Weihnachtsbahnpokal mit dünner Beteiligung

- Aber Tino Thömel wieder einmal im Velodrom –

Es ist schon als etwas wagemutig zu bezeichnen, wenn der Berliner Radsport Verband e.V. (BRV) vier Tage vor Heiligabend einen Bahnpokal durchführt. Da sind aufgrund der Schulferien Besetzungschwierigkeiten vor allem in den Nachwuchsklassen vorprogrammiert und so war es nicht verwunderlich, dass in den Klassen U 13 bis U 17 insgesamt lediglich 22 (!) Teilnehmer-/innen am Start standen. Auch das Feld der Junioren/Elite war mit nur 11 Teilnehmern äußerst spärlich besetzt, so dass man sich fragen musste, ob ein solcher Renntag überhaupt Sinn macht.
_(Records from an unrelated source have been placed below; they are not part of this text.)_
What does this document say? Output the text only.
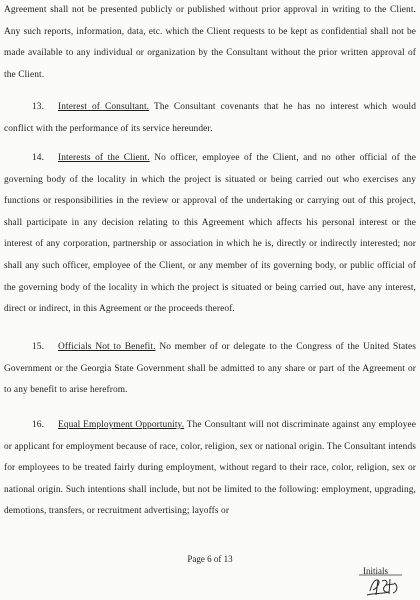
Agreement shall not be presented publicly or published without prior approval in writing to the Client. Any such reports, information, data, etc. which the Client requests to be kept as confidential shall not be made available to any individual or organization by the Consultant without the prior written approval of the Client.

13. Interest of Consultant. The Consultant covenants that he has no interest which would conflict with the performance of its service hereunder.

14. Interests of the Client. No officer, employee of the Client, and no other official of the governing body of the locality in which the project is situated or being carried out who exercises any functions or responsibilities in the review or approval of the undertaking or carrying out of this project, shall participate in any decision relating to this Agreement which affects his personal interest or the interest of any corporation, partnership or association in which he is, directly or indirectly interested; nor shall any such officer, employee of the Client, or any member of its governing body, or public official of the governing body of the locality in which the project is situated or being carried out, have any interest, direct or indirect, in this Agreement or the proceeds thereof.

15. Officials Not to Benefit. No member of or delegate to the Congress of the United States Government or the Georgia State Government shall be admitted to any share or part of the Agreement or to any benefit to arise herefrom.

16. Equal Employment Opportunity. The Consultant will not discriminate against any employee or applicant for employment because of race, color, religion, sex or national origin. The Consultant intends for employees to be treated fairly during employment, without regard to their race, color, religion, sex or national origin. Such intentions shall include, but not be limited to the following: employment, upgrading, demotions, transfers, or recruitment advertising; layoffs or

Page 6 of 13
Initials
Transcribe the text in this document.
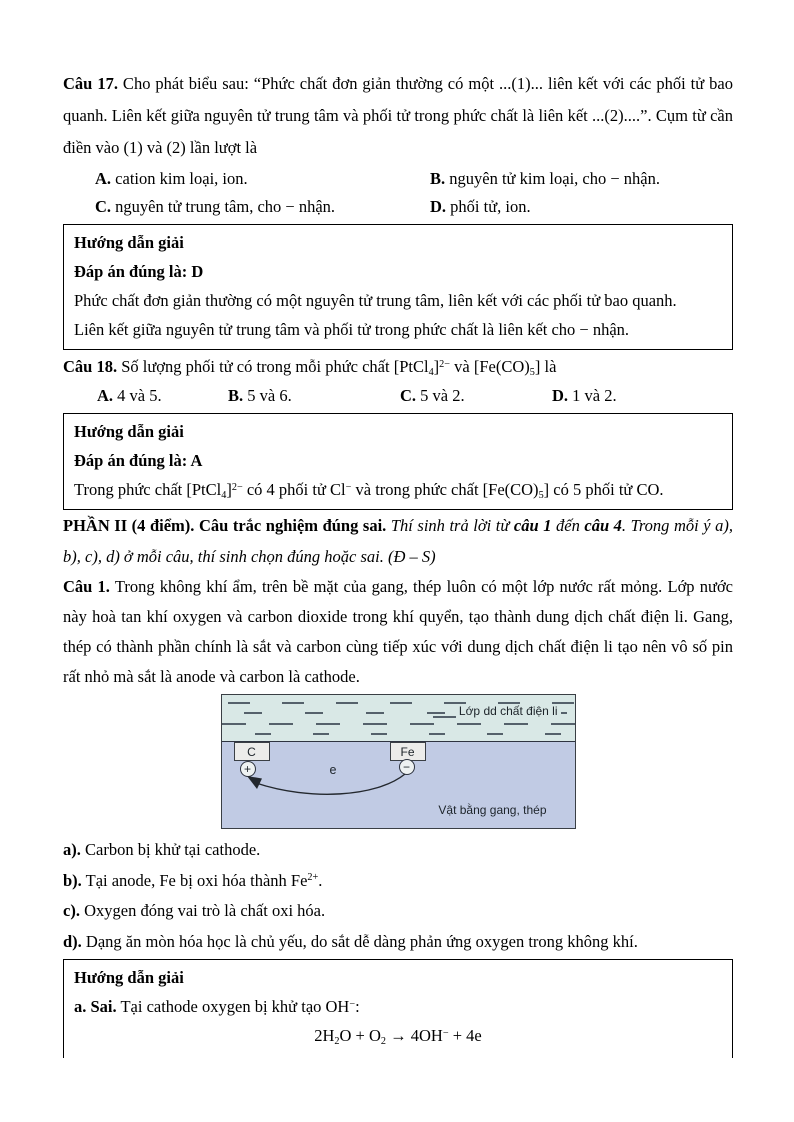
Câu 17. Cho phát biểu sau: “Phức chất đơn giản thường có một ...(1)... liên kết với các phối tử bao quanh. Liên kết giữa nguyên tử trung tâm và phối tử trong phức chất là liên kết ...(2)....”. Cụm từ cần điền vào (1) và (2) lần lượt là

A. cation kim loại, ion.	B. nguyên tử kim loại, cho − nhận.
C. nguyên tử trung tâm, cho − nhận.	D. phối tử, ion.

Hướng dẫn giải

Đáp án đúng là: D

Phức chất đơn giản thường có một nguyên tử trung tâm, liên kết với các phối tử bao quanh.

Liên kết giữa nguyên tử trung tâm và phối tử trong phức chất là liên kết cho − nhận.

Câu 18. Số lượng phối tử có trong mỗi phức chất [PtCl$_4$]$^{2-}$ và $[Fe(CO)_5]$ là

A. 4 và 5.	B. 5 và 6.	C. 5 và 2.	D. 1 và 2.

Hướng dẫn giải

Đáp án đúng là: A

Trong phức chất [PtCl$_4$]$^{2-}$ có 4 phối tử Cl− và trong phức chất $[Fe(CO)_5]$ có 5 phối tử CO.

PHẦN II (4 điểm). Câu trắc nghiệm đúng sai. Thí sinh trả lời từ câu 1 đến câu 4. Trong mỗi ý a), b), c), d) ở mỗi câu, thí sinh chọn đúng hoặc sai. (Đ – S)

Câu 1. Trong không khí ẩm, trên bề mặt của gang, thép luôn có một lớp nước rất mỏng. Lớp nước này hoà tan khí oxygen và carbon dioxide trong khí quyển, tạo thành dung dịch chất điện li. Gang, thép có thành phần chính là sắt và carbon cùng tiếp xúc với dung dịch chất điện li tạo nên vô số pin rất nhỏ mà sắt là anode và carbon là cathode.

Lớp dd chất điện li
Vật bằng gang, thép
C	Fe
+	−
e

a). Carbon bị khử tại cathode.

b). Tại anode, Fe bị oxi hóa thành $Fe^{2+}$.

c). Oxygen đóng vai trò là chất oxi hóa.

d). Dạng ăn mòn hóa học là chủ yếu, do sắt dễ dàng phản ứng oxygen trong không khí.

Hướng dẫn giải

a. Sai. Tại cathode oxygen bị khử tạo OH−:

$2H_2O + O_2 \to 4OH^- + 4e$
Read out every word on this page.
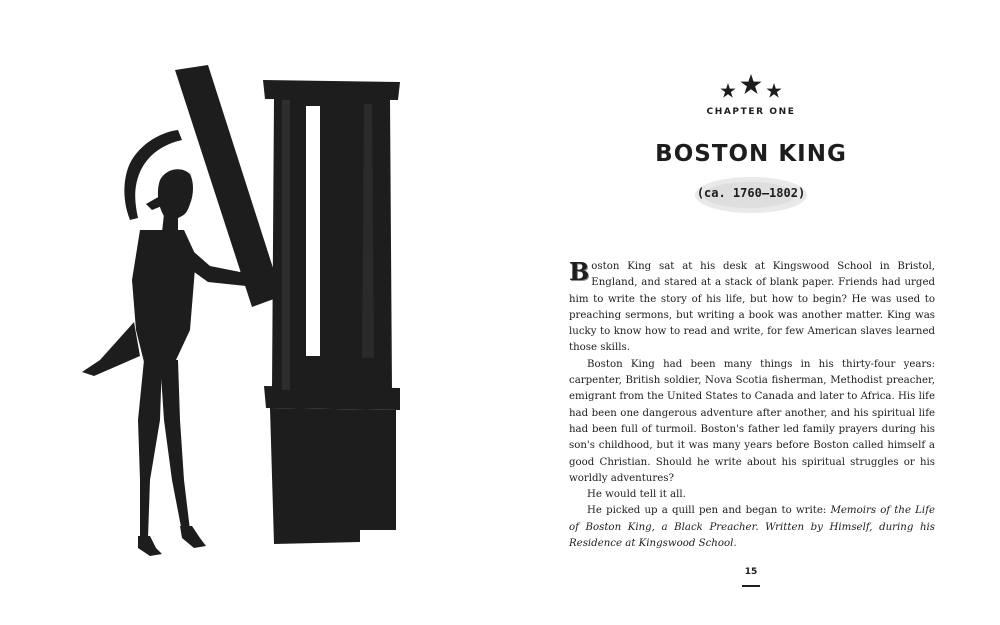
CHAPTER ONE
BOSTON KING
(ca. 1760–1802)

Boston King sat at his desk at Kingswood School in Bristol, England, and stared at a stack of blank paper. Friends had urged him to write the story of his life, but how to begin? He was used to preaching sermons, but writing a book was another matter. King was lucky to know how to read and write, for few American slaves learned those skills.

Boston King had been many things in his thirty-four years: carpenter, British soldier, Nova Scotia fisherman, Methodist preacher, emigrant from the United States to Canada and later to Africa. His life had been one dangerous adventure after another, and his spiritual life had been full of turmoil. Boston's father led family prayers during his son's childhood, but it was many years before Boston called himself a good Christian. Should he write about his spiritual struggles or his worldly adventures?

He would tell it all.

He picked up a quill pen and began to write: Memoirs of the Life of Boston King, a Black Preacher. Written by Himself, during his Residence at Kingswood School.

15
Hut ab aber für die Organisatoren und Kommissäre, die wie immer mit vollem Einsatz dabei waren, um die Wettbewerbe durchführen zu können und dabei immer wieder erstaunliches Stehvermögen beweisen. Diese radsportverrückten Ehrenamtlichen verdienen einmal von dieser Stelle aus unseren großen Respekt, ebenso wie einige Mitglieder des BRV, die auch an diesem Renntag für das leibliche Wohl der Anwesenden sorgten.

Das sportliche Geschehen lässt sich schnell Revue passieren und dieses Mal standen neben dem beliebten Ausscheidungsfahren, ein Handicap-Rennen, ein Rennen über die unbekannte Distanz und ein Dänisches Punktefahren auf dem Programm, das in allen vier Altersklassen zur Austragung kam. In der U 13 feierte Toni Holst vom SC Berlin drei Siege, während Simon Nickel von der RSG Sprinter Fredersdorf das Rennen über die unbekannte Distanz gewann. Bei der U 15 siegte Paul Quabs vom Marzahner RC 94 zweimal und je einen Sieg errangen Robby Pohl vom RSC Cottbus über die unbekannte Distanz sowie Felix Fleischmann vom Marzahner RC 94 im Dänischen Punktefahren.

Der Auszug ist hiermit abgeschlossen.